The facts of this case are particularly gruesome. The defendant, who was 23 at the time of the killings, was living with his mother and grandmother in a multi-family home in Lynn. His mother had been largely absent from his life when he was growing up because her drug problems resulted in her frequent incarceration in Florida. When the defendant was a teenager, his mother moved back to Massachusetts and they reconnected, often using drugs together. It was a continuation of the defendant’s long history of substance abuse: he started smoking marijuana when he was 10 years old; began drinking hard alcohol at 13; and eventually graduated to using mushrooms, Ecstasy; cocaine, crack; heroin; and prescription medication. By the time the defendant and his mother began living together, he was a full-fledged drug addict. At some point, he began hearing voices in his head telling him to kill his mother. He retrieved a knife from the kitchen, walked into his mother’s bedroom, and slashed her throat as she slept, watching her bleed out. He then walked downstairs to his grandmother’s apartment. Paranoid that his grandmother was going to report him to the police, the defendant slashed her throat, killing her as well. The following morning, the defendant woke up and remembered he had murdered his mother and grandmother. He panicked, consumed more drugs and alcohol, dumped the bodies at a nearby elementary school, and decided to flee to Canada.

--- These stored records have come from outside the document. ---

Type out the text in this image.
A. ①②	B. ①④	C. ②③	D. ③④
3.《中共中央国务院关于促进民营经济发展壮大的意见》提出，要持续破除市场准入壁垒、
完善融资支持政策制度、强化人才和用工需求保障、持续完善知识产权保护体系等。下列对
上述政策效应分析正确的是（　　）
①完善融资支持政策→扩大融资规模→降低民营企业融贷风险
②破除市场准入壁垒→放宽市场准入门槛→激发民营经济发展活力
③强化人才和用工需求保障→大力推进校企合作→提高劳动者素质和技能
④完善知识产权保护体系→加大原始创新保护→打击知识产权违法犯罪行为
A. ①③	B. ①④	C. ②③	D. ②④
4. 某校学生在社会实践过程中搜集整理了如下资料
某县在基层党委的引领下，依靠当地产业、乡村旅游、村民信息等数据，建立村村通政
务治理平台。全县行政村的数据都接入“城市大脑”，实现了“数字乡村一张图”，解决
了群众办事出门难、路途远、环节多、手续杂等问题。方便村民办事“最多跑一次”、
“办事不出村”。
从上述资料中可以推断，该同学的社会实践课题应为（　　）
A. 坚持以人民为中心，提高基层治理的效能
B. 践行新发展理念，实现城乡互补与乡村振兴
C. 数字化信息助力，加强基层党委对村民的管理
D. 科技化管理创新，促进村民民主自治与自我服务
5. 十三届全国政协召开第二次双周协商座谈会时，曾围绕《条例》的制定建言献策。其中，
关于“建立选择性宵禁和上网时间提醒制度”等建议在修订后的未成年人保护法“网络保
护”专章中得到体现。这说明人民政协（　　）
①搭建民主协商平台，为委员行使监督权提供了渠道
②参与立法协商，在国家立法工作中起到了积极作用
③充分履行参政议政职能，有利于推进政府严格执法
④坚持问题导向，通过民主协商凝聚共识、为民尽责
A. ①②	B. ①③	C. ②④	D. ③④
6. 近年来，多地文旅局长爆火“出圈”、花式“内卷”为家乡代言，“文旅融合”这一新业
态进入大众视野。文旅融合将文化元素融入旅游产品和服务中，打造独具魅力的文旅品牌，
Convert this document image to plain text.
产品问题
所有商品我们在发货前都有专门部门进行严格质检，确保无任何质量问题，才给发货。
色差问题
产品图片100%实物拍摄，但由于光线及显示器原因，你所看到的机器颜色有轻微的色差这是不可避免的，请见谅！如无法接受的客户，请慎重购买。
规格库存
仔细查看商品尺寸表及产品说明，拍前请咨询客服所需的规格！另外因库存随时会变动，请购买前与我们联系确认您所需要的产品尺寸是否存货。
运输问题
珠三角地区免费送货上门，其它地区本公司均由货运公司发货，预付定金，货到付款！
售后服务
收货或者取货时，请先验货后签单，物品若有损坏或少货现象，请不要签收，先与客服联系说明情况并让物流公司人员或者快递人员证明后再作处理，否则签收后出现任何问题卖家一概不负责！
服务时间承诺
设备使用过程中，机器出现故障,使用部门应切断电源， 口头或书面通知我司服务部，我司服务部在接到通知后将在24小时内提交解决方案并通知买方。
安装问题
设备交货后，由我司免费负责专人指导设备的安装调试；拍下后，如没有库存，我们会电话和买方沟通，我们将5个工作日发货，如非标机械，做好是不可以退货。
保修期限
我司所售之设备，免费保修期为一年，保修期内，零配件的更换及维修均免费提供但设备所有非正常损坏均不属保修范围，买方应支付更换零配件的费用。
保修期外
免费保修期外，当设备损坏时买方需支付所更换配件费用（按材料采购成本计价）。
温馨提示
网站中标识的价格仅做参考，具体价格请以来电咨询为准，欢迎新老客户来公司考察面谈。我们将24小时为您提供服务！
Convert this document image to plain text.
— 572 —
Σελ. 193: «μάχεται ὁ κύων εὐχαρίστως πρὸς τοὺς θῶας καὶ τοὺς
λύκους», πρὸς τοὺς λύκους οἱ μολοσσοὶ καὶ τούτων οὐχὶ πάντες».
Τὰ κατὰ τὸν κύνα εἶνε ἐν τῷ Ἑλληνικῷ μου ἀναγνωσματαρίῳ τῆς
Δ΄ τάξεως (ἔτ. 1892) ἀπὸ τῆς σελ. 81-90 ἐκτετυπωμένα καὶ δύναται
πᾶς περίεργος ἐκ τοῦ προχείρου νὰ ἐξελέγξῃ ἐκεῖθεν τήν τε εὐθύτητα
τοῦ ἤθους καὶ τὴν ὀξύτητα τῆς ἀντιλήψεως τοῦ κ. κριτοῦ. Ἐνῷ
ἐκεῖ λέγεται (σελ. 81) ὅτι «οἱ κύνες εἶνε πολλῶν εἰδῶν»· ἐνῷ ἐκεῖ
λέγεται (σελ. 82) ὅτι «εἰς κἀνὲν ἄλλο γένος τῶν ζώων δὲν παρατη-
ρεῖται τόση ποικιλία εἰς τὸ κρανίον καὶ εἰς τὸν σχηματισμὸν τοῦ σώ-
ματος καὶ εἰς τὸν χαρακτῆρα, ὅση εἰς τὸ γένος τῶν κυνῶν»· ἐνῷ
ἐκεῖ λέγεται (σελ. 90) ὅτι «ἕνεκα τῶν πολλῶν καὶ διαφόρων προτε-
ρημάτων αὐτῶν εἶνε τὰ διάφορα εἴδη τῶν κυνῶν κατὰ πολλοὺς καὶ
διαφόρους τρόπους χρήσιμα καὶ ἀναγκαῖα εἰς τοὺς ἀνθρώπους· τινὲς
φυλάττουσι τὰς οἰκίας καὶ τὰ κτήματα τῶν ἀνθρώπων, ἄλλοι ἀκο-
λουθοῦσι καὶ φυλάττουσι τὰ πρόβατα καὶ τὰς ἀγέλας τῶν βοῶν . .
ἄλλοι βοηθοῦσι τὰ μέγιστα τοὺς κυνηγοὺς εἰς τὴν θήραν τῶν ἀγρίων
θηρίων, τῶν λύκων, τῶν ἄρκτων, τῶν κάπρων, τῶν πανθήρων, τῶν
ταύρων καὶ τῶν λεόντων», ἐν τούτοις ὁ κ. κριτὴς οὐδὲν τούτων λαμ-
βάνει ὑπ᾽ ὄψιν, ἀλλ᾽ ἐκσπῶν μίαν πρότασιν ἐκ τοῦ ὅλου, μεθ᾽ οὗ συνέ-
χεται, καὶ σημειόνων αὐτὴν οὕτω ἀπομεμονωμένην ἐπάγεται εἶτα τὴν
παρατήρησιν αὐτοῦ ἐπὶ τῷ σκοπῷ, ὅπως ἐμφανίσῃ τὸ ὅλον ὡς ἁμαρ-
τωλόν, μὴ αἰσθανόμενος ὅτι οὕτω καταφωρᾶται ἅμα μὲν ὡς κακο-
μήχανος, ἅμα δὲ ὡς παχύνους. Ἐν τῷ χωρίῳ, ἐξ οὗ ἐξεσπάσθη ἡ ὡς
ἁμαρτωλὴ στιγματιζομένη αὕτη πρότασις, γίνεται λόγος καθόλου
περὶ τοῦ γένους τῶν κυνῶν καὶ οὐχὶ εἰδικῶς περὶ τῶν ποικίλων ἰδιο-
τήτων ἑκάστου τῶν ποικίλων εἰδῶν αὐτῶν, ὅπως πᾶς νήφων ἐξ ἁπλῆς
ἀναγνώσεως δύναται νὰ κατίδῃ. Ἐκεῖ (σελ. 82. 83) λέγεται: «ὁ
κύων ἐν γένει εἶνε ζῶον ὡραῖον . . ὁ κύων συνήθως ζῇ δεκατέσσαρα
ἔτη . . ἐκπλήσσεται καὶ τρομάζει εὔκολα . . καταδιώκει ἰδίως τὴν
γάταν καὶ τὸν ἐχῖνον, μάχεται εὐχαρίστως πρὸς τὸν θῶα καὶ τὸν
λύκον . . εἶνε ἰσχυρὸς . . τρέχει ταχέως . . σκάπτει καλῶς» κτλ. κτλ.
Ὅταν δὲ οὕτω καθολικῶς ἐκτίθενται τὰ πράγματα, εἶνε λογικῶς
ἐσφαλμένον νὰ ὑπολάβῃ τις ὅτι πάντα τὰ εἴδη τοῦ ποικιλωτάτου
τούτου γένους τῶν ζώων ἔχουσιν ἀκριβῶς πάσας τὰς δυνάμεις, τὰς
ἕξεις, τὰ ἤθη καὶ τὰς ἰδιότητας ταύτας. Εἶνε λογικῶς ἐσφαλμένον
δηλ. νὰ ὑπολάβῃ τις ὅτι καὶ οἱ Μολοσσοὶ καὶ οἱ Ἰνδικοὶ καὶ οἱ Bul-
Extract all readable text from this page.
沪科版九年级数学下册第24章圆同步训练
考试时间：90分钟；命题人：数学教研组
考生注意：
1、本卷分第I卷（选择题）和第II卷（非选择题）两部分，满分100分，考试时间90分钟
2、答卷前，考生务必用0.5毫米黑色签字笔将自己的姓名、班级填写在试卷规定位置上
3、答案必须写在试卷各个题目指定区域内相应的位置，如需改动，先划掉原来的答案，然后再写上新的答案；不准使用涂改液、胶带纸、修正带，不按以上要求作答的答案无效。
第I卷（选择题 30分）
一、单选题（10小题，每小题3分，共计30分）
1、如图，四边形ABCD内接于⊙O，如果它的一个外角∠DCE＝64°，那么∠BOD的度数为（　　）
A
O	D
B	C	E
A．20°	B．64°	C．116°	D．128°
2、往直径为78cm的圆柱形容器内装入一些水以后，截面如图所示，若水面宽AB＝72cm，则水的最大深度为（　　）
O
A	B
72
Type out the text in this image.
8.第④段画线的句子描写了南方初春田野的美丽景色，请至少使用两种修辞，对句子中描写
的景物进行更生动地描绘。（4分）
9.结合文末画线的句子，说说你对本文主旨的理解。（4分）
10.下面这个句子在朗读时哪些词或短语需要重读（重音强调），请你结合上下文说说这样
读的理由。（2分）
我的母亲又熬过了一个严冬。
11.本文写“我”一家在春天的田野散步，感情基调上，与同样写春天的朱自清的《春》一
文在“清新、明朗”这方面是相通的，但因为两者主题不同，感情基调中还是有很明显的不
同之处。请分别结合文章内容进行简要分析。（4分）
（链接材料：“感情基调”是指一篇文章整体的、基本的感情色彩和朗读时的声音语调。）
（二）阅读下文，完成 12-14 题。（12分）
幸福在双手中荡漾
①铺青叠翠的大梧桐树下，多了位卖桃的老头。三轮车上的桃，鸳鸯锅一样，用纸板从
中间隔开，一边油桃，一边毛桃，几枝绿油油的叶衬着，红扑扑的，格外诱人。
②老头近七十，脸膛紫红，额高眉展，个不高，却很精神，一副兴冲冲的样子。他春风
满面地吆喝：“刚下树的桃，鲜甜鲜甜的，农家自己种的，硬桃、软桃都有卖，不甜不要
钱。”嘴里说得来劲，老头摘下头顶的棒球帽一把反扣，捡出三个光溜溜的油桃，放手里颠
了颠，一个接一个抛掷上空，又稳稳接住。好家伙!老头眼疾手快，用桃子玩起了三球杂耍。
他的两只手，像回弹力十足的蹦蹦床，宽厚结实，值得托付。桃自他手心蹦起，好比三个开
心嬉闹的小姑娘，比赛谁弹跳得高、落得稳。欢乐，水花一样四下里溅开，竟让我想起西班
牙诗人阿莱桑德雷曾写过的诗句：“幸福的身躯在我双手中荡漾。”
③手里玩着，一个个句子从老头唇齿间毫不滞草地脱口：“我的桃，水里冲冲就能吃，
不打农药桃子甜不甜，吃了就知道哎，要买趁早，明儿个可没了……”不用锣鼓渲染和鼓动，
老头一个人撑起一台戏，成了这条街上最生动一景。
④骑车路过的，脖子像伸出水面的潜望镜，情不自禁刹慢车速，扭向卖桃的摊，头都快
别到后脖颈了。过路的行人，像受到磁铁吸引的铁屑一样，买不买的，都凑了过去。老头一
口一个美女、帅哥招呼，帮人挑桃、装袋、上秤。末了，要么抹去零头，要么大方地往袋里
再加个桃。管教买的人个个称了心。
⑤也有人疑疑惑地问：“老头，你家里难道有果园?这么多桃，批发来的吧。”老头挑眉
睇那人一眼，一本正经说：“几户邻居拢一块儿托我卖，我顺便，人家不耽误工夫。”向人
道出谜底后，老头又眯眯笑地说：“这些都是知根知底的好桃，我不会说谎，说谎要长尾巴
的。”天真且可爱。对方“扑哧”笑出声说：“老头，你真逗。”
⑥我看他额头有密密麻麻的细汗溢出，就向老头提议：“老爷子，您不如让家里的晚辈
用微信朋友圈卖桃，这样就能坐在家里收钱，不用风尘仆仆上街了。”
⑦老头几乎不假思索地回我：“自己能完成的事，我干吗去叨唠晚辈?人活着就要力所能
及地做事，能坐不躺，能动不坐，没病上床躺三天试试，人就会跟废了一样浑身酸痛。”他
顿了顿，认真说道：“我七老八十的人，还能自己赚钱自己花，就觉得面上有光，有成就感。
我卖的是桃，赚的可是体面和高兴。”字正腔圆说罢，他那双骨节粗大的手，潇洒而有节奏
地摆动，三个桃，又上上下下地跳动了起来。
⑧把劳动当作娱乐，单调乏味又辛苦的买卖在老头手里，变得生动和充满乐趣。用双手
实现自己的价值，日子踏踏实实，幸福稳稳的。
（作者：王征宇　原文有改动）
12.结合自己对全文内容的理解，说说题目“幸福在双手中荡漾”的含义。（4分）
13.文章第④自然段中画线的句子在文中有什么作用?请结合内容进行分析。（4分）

When he illegally crossed the Canadian border, the defendant was detained by Canadian law enforcement personnel. He was ordered to disrobe, as his clothes were stained with blood that the Canadian officials wanted to preserve. The defendant was then taken to an interview room where he was repeatedly advised he did not need to make a statement, he was entitled to consult with a member of the United States government (pursuant to the Vienna Convention), and he was entitled to speak to an attorney. Further, the Canadian officials told the defendant anything he said could be used as evidence against him. The defendant responded by saying he had killed his mother and grandmother, and he then gave a series of details regarding his disposal of the bodies and the murder weapon. The defendant filed a motion to suppress his statements to the Canadian officials, claiming: (1) they were not voluntary; and (2) they were given without the benefit of Miranda warnings. The trial judge denied the motion and the Supreme Judicial Court affirmed. The Court pointed out that when a defendant makes a statement to a foreign cop, he is not entitled to receive Miranda warnings. It would be impossible for the United States to order foreign law enforcement agents to provide a warning unique to American legal jurisprudence. Therefore, a defendant’s statement to a foreign agent is admissible in an American court as long as the statement is voluntary. In this case, the SJC concluded the defendant’s statement was voluntary. There was no evidence the defendant was under the influence of drugs or alcohol and he was not threatened, intimidated, or tricked by the Canadian officials. Accordingly, the defendant’s confession to Canadian cops was properly admitted at his trial in Massachusetts.
The SJC rejected the defendant’s additional appellate arguments and upheld his convictions, which will result in the defendant spending the rest of his life in prison.